Nationalism has historically expressed itself in three ways: through struggles at the institutional level, at the grassroots level, and through armed struggle, which was definitively abandoned in 2014 when the FLNC laid down its arms.
“When the nationalists came to power, the struggle on the ground was also abandoned”, says Paganelli, “but if we limit ourselves to the institutional struggle, the violence will return. That is obviously not desirable.”
The violence is back: young protesters have been using Molotov cocktails, metal petanque balls, iron bars and dumbbells, according to police.
There have been dozens of wounded on both sides.
Local media reported on children as young as 10 years old who participated in the riots.
“I am in favor of violence,” Antoine, 14, told Corse net info about Sunday’s protest in Bastia. “It’s better to provoke the riot police than to let them drink coffee in their vans.”
For others, violence is unacceptable.
“Not everyone is here to support Yvan and his family. Some don’t even know who he is. They are here to beat up the police. It’s like a video game for them,” laments high school student Julie, also at Sunday’s march. .
Pierre-Ange, an activist with Bastia’s nationalist youth movement, told RFI that the police were inflaming the situation.
“A young man in Ajaccio was shot in the head with an LBD rubber bullet, he has scars from ear to ear, his life is ruined,” the 22-year-old criticized.
“Another young man was shot in the neck. And yet they say that we are to blame, that we should not demonstrate because we are not in the [Colonna] family or whatever. It is not true, everyone feels worried,” she said.
“The fight has been going on for 50 years. Our parents, grandparents and ancestors fought to defend our land and we cannot let that go to waste.”

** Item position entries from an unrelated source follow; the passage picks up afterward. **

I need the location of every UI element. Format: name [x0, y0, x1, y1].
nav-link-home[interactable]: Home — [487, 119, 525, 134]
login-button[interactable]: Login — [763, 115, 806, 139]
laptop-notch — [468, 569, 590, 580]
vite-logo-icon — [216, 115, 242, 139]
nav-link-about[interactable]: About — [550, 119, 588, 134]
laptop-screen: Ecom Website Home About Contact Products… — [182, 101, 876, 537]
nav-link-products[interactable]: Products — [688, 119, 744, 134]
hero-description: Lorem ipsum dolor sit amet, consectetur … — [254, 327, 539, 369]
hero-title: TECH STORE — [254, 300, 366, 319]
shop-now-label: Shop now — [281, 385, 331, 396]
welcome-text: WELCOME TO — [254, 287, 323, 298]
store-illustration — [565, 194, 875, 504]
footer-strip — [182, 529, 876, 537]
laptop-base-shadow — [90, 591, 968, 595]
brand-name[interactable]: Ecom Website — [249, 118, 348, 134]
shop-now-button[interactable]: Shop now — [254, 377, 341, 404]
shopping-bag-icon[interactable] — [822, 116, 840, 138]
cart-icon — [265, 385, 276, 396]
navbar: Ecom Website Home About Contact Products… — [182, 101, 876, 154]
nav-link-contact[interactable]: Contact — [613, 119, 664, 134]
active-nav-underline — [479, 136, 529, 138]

Gilles Simeoni, autonomist president of the executive council of Corsica, has called for calm and has asked young people not to take risks.
While he welcomed the change in prisoners’ status, he argued that it will not be enough to calm “the explosive situation” on the island.
He asked Paris to make more strong and immediate gestures, in particular a parliamentary investigation commission to investigate the assault on Yvan Colonna with “guarantees of impartiality and independence”.